The headache over lease rates on Idaho’s Priest and Payette lakes has lasted too long already, but it will continue following a disappointing ruling on Wednesday by the state Supreme Court.
Attorney General Lawrence Wasden had sued the state Land Board, on which he sits, over a policy adopted last spring that ignores both constitutional and statutory requirements to charge tenants market rates in order to derive the highest possible return for Idaho’s schools. Schools, by the way, that suffered unprecedented state funding cuts last year.
Rebuffed by the Supreme Court, which he asked to prohibit the new formula, Wasden says he’ll take the matter up in district court and litigate it from a fresh start. Under the circumstances, that’s the right move, although this issue may never be satisfactorily resolved until the state addresses the odd mixed-ownership structure at the heart of the problem.
The state of Idaho’s endowment lands include 355 parcels at Priest Lake and 167 at Payette Lake. Those parcels are leased to private tenants, some of whose families have rented and used those same lands for generations.
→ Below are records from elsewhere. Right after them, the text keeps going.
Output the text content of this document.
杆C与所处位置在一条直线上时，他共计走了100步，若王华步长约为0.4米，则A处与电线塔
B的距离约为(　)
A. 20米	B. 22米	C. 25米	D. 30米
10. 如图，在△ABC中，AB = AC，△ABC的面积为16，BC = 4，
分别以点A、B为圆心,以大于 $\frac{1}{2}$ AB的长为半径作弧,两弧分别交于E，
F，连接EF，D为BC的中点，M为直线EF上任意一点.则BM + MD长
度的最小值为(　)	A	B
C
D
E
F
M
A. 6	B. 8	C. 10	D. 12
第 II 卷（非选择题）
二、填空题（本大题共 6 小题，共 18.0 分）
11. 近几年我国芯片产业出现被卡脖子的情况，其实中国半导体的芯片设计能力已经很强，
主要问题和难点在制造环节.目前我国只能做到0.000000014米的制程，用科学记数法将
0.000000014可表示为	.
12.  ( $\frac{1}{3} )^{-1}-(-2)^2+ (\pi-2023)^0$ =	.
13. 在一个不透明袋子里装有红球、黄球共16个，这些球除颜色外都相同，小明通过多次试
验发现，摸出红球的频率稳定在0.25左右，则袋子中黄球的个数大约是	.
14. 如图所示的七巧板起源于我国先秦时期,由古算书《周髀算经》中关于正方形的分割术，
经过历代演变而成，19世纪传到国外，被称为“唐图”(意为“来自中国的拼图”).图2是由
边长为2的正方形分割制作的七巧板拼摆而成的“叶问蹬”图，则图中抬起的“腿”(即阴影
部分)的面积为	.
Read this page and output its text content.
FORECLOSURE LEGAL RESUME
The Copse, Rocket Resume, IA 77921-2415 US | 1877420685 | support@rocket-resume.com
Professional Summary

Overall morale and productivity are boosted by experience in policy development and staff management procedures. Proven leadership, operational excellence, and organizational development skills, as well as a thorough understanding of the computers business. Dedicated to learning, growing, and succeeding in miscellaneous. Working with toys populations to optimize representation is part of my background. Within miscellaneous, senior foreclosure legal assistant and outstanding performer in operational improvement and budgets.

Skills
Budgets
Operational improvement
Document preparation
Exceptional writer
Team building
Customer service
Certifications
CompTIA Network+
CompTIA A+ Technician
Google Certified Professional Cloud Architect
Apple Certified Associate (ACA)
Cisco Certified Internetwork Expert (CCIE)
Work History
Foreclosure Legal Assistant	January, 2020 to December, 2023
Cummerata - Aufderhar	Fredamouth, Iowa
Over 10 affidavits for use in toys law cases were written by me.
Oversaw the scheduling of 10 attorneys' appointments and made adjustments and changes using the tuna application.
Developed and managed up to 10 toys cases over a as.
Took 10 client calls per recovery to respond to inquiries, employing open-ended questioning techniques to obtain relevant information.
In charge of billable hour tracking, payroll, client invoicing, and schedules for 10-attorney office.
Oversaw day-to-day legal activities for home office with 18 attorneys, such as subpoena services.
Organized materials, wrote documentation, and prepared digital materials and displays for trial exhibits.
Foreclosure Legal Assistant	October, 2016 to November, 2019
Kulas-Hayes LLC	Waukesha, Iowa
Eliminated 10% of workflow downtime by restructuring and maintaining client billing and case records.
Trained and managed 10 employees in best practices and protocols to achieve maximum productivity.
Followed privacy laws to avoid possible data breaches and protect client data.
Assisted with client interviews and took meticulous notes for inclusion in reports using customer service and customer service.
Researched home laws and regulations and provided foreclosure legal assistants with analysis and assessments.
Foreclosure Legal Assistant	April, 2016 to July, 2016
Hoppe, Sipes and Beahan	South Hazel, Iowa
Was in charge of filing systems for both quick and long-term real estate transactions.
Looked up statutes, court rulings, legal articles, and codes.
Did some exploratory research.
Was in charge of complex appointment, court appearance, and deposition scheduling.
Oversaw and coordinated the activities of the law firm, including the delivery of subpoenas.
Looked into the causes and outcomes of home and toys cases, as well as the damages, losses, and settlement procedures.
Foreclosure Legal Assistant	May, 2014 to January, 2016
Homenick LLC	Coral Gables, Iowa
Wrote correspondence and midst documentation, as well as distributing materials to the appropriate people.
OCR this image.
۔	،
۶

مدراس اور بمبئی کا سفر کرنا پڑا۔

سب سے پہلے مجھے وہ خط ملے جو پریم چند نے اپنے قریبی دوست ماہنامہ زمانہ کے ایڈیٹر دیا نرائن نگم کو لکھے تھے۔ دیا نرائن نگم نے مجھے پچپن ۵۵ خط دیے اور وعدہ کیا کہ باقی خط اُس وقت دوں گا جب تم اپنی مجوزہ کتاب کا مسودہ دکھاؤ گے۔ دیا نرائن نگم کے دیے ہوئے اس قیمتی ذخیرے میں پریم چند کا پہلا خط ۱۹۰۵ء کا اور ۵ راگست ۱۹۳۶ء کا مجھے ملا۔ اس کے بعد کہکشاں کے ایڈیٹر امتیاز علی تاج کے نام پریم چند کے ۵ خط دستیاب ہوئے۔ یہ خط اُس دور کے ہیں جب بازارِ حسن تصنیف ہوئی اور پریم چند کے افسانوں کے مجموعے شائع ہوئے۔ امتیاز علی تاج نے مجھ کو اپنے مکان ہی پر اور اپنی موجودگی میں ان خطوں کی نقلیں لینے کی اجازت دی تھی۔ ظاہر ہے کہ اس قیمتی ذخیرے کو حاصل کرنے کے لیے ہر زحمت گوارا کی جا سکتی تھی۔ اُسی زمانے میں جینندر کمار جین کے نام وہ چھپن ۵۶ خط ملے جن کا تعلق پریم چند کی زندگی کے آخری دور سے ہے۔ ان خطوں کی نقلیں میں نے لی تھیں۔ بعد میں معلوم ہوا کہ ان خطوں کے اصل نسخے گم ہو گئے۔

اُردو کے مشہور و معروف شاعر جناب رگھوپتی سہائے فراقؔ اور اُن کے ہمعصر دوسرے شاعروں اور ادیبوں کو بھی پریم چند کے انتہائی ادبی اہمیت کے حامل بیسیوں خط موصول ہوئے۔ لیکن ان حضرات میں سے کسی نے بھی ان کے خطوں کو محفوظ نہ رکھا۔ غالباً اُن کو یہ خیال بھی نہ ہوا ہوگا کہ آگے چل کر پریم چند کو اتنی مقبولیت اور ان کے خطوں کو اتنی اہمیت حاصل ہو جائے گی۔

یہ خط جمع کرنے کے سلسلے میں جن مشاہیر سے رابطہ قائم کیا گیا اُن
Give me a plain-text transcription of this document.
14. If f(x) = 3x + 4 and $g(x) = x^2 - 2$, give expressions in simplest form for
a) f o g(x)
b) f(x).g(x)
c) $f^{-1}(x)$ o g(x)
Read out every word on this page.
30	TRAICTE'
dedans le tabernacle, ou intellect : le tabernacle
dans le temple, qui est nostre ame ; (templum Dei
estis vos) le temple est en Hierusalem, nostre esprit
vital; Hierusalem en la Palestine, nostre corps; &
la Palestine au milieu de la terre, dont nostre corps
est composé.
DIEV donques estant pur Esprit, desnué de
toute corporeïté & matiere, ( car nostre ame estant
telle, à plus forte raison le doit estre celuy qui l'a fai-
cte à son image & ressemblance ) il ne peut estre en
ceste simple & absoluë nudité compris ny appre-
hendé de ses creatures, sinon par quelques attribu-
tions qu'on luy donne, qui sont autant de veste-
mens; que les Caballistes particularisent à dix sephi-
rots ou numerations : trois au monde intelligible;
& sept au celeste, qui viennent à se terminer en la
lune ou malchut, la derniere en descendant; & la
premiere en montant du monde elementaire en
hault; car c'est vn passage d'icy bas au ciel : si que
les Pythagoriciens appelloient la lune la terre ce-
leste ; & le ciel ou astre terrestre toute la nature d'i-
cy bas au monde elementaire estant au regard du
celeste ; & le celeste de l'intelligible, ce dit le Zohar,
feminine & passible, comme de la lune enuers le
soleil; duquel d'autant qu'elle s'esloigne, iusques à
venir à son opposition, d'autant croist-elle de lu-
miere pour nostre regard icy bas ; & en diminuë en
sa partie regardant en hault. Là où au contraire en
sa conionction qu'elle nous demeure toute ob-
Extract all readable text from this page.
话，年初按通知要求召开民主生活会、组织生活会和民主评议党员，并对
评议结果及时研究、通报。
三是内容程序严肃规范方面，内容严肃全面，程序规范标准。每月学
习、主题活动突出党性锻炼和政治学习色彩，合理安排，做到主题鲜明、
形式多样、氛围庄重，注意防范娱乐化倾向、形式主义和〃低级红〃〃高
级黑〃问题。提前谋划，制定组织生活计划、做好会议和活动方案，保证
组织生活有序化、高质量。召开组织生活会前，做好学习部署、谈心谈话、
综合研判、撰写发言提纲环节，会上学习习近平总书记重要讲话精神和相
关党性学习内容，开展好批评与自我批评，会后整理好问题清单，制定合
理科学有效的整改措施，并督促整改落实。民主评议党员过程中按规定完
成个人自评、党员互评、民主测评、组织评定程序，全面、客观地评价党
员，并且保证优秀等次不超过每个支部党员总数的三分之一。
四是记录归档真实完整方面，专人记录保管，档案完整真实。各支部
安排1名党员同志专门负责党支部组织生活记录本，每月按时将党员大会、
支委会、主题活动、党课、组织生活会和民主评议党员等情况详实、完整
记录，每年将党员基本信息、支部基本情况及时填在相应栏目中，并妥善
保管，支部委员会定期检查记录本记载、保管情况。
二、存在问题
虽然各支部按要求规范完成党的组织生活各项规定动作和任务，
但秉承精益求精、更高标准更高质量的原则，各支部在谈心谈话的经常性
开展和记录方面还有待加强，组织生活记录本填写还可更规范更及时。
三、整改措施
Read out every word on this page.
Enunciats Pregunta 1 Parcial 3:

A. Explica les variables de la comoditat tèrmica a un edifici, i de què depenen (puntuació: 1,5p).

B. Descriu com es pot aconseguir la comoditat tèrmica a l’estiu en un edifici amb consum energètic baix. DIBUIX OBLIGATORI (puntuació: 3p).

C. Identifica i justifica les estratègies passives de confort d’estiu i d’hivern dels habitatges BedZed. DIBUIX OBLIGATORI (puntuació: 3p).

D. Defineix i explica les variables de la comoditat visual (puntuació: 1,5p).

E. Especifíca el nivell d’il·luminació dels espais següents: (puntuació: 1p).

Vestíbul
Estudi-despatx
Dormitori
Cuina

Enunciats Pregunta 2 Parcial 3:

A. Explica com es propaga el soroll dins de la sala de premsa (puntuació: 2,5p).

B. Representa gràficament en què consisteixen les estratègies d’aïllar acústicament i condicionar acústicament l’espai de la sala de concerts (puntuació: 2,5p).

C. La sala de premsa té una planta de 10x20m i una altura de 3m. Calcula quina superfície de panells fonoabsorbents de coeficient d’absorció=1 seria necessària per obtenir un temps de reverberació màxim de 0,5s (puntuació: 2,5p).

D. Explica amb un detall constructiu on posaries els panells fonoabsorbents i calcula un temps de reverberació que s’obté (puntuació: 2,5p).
Many have built their own cabins on the state-owned land.
What happens if a tenant decides against renewing the lease when the rent goes up? What happens to the privately owned cabin?
That’s part of the political dilemma that arose when the real estate market in North Idaho came to a fast boil in the 1990s, forcing the state to raise lease amounts sharply in a losing battle to keep up. Sensitive to the impact on lease holders, the state Land Board resorted to deferrals, freezes and other methods for easing the public relations pressures – but at the expense of fiduciary responsibilities that Wasden insists should be the top priority.
There’s no convenient way to satisfy everyone. Leases that once cost families a few bucks a year now go for thousands, but that’s still well below where the constitution’s market-rate expectations would put them.
Last March, the Land Board, by a 3-2 majority that didn’t include Wasden, approved a complicated formula that includes rolling averages and a five-year phase-in. Nobody claims it would meet the market-rate rental requirement set by law, but they rationalize that the lease rates have never been high enough to do that. That’s a pretty weak argument to explain away a constitutional problem.
A Land Board lawyer even argued that the mixed-ownership complication may make it impossible to set market rates for state-owned land on which privately owned cabins sit.
Which raises a key question: Should the state even be in this business? No, Idaho should find a way to consolidate the land and cabin ownerships or, better yet, swap the lake holdings for other properties that lend themselves to more conventional management.
Indeed the Land Board ordered a study of that challenge last spring. Once the report is out, the board should follow up on any reasonable strategies for ending this headache.